Ровнин, не находя слов для ответа, задохнулся, беззвучно раскрыл рот и опустился на стул.

– Ко мне-то вы зачем пожаловали? – продолжал допытываться Громков.

– С кем же ещё посоветоваться? – удивлённо заморгал Малик, отирая вспотевший лоб. – И установку вашу, Алексей Валерьянович, своими руками пощупать очень хотелось.

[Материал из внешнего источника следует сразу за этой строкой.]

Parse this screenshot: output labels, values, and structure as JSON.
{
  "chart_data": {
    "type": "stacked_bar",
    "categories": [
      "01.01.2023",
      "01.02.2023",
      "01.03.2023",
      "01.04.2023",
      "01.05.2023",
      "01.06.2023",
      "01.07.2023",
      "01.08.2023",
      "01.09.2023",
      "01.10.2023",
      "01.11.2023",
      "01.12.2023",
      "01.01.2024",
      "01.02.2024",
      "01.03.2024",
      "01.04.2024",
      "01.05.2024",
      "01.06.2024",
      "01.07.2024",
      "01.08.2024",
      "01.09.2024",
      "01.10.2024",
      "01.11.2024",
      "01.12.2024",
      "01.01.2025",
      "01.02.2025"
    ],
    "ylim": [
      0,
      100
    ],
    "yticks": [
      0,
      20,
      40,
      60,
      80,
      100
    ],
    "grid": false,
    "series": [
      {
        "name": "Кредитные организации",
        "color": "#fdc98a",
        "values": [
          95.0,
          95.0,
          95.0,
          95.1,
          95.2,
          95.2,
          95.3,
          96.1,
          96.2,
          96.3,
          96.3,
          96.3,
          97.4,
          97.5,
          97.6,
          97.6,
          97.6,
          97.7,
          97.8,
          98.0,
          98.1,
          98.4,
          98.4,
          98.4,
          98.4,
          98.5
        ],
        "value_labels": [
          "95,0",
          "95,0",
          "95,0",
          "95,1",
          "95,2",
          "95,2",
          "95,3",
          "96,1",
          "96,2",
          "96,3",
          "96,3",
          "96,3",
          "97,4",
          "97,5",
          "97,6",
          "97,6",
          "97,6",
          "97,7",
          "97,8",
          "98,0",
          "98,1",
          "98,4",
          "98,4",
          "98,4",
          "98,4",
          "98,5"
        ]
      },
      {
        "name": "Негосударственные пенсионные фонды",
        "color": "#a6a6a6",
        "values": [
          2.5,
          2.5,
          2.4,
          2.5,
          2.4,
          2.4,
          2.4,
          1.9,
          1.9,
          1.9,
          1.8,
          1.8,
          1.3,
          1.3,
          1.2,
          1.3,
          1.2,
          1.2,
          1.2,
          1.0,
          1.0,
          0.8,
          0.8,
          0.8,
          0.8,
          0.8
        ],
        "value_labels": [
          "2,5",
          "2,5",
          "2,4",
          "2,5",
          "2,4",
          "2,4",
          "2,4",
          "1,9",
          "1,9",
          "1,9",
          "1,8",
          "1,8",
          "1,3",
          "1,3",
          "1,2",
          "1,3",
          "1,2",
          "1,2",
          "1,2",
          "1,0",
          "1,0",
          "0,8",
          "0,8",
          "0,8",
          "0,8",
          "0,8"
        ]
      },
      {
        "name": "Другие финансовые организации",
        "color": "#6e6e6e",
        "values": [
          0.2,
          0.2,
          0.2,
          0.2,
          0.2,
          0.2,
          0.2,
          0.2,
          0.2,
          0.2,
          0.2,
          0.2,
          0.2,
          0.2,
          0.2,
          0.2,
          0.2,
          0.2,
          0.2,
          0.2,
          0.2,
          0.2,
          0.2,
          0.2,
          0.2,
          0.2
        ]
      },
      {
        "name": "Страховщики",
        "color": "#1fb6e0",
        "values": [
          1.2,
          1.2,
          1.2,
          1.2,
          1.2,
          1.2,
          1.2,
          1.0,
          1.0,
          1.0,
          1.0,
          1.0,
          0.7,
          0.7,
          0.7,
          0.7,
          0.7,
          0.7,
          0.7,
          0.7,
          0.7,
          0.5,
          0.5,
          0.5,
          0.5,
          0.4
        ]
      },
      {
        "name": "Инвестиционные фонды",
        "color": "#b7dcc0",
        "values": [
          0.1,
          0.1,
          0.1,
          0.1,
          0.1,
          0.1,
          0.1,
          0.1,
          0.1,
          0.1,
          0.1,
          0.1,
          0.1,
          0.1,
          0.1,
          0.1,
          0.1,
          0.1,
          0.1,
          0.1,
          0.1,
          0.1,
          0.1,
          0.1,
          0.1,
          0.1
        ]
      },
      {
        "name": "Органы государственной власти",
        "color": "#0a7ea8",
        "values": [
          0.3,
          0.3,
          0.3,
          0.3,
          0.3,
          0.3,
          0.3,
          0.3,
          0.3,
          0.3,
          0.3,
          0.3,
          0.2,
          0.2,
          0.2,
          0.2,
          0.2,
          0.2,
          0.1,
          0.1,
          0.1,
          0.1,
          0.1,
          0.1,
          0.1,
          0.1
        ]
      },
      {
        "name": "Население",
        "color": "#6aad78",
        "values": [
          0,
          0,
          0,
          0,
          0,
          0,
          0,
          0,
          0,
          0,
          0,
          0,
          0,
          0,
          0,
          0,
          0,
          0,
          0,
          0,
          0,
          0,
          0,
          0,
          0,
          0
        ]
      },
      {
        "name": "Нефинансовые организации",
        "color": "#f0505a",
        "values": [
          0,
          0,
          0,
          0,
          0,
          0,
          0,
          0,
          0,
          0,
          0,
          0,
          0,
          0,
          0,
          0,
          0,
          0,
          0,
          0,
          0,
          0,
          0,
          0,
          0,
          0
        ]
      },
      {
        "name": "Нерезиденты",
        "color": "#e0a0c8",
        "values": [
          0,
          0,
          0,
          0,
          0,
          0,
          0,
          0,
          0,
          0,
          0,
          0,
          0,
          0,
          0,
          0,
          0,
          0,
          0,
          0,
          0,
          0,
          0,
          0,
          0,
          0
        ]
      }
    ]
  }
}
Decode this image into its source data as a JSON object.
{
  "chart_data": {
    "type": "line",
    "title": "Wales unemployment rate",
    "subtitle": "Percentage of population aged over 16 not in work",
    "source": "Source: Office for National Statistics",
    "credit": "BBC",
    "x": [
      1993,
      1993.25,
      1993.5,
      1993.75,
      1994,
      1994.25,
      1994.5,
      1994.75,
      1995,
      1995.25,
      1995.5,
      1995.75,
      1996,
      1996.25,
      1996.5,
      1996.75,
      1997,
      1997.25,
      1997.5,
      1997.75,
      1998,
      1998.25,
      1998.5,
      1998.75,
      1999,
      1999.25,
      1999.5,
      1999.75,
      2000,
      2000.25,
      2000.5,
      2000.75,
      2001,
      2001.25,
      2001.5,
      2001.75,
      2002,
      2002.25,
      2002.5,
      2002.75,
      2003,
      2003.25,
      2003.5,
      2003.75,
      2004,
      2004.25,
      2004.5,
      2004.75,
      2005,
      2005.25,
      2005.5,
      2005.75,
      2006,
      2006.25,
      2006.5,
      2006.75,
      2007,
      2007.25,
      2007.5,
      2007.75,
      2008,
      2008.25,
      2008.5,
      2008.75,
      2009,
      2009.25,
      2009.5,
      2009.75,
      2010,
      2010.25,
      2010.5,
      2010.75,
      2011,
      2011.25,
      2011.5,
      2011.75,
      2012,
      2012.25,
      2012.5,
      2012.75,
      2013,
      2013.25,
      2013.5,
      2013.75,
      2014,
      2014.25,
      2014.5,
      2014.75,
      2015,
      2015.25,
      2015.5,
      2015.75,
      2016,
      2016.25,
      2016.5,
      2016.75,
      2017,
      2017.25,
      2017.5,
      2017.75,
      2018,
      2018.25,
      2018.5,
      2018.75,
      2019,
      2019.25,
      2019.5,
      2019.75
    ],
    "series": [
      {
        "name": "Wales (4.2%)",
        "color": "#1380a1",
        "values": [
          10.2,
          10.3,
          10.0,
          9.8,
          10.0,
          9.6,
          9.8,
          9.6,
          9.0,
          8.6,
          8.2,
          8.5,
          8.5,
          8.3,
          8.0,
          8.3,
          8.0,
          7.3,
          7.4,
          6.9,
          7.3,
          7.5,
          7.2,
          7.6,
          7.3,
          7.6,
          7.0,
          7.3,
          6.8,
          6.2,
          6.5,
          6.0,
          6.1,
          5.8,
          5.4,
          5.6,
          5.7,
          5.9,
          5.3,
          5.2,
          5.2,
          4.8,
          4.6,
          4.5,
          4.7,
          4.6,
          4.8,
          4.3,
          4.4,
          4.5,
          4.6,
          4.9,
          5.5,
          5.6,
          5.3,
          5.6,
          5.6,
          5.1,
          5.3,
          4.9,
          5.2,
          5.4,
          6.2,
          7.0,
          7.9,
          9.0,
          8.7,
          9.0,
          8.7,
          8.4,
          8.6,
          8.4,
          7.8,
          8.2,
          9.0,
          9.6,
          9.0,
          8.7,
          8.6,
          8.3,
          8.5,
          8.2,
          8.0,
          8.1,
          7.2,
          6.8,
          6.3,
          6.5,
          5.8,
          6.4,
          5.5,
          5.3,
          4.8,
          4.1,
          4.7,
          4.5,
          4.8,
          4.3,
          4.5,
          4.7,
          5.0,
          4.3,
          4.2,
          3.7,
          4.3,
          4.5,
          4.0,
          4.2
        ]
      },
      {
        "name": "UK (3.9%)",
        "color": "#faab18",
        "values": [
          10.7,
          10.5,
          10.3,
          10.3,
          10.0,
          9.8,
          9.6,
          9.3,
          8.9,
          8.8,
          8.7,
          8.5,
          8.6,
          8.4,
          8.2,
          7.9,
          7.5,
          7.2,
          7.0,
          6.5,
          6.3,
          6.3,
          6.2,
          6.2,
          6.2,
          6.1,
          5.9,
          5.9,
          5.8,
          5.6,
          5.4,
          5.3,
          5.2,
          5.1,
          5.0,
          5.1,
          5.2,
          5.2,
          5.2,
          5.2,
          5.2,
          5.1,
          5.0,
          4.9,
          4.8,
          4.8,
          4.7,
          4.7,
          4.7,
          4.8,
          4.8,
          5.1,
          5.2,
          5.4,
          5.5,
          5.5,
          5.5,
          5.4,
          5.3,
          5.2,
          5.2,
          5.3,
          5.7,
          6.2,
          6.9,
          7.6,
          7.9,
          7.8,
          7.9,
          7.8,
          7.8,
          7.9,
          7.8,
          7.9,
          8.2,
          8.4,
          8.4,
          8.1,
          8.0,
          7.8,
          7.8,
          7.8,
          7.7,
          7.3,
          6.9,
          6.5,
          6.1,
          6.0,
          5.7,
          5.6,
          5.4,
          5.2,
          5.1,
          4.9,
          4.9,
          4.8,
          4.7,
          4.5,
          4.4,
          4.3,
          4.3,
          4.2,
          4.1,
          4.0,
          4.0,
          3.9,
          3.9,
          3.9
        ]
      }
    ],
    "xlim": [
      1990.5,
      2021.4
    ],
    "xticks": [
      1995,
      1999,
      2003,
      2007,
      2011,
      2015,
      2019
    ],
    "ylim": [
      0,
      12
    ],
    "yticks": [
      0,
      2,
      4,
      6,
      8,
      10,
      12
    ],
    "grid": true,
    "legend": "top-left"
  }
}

– Для какой же, любопытно узнать, надобности? Вам, как я понимаю, наше направление не приглянулось.

– Мы собираемся потихоньку переходить к полузаводской, а это, сами знаете, новое качество. Тут ваш опыт особенно драгоценен.

– Кто бы мог подумать, – Громков насмешливо поскрёб подбородок. – А вы, собственно, у кого работаете?

– В проблемной лаборатории Доровского.

– Это который членкором в Новосибирск уехал? Ничего не скажешь, ловкач!

– Почему ловкач? У него имя!

– Разве я в осуждение?.. И во сколько же оценивает Доровский ваш титанический труд?

– Как везде.

– Положим, не везде, но с шефом вам явно не подфартило. Как дальше-то жить планируете?.. Небось заявку на свой сногсшибательный принцип оформить не догадались?

– Почему? Подали.

– И публикации есть?

– Три статьи.

– Молодцы, расторопными оказались. Только бесполезно это всё без прикрытия. Жалко мне вас, братцы. Мало того, что из вздорной затеи ничего путного не получится, так вас ещё и сожрут с потрохами. Жизнь, она беспощадна.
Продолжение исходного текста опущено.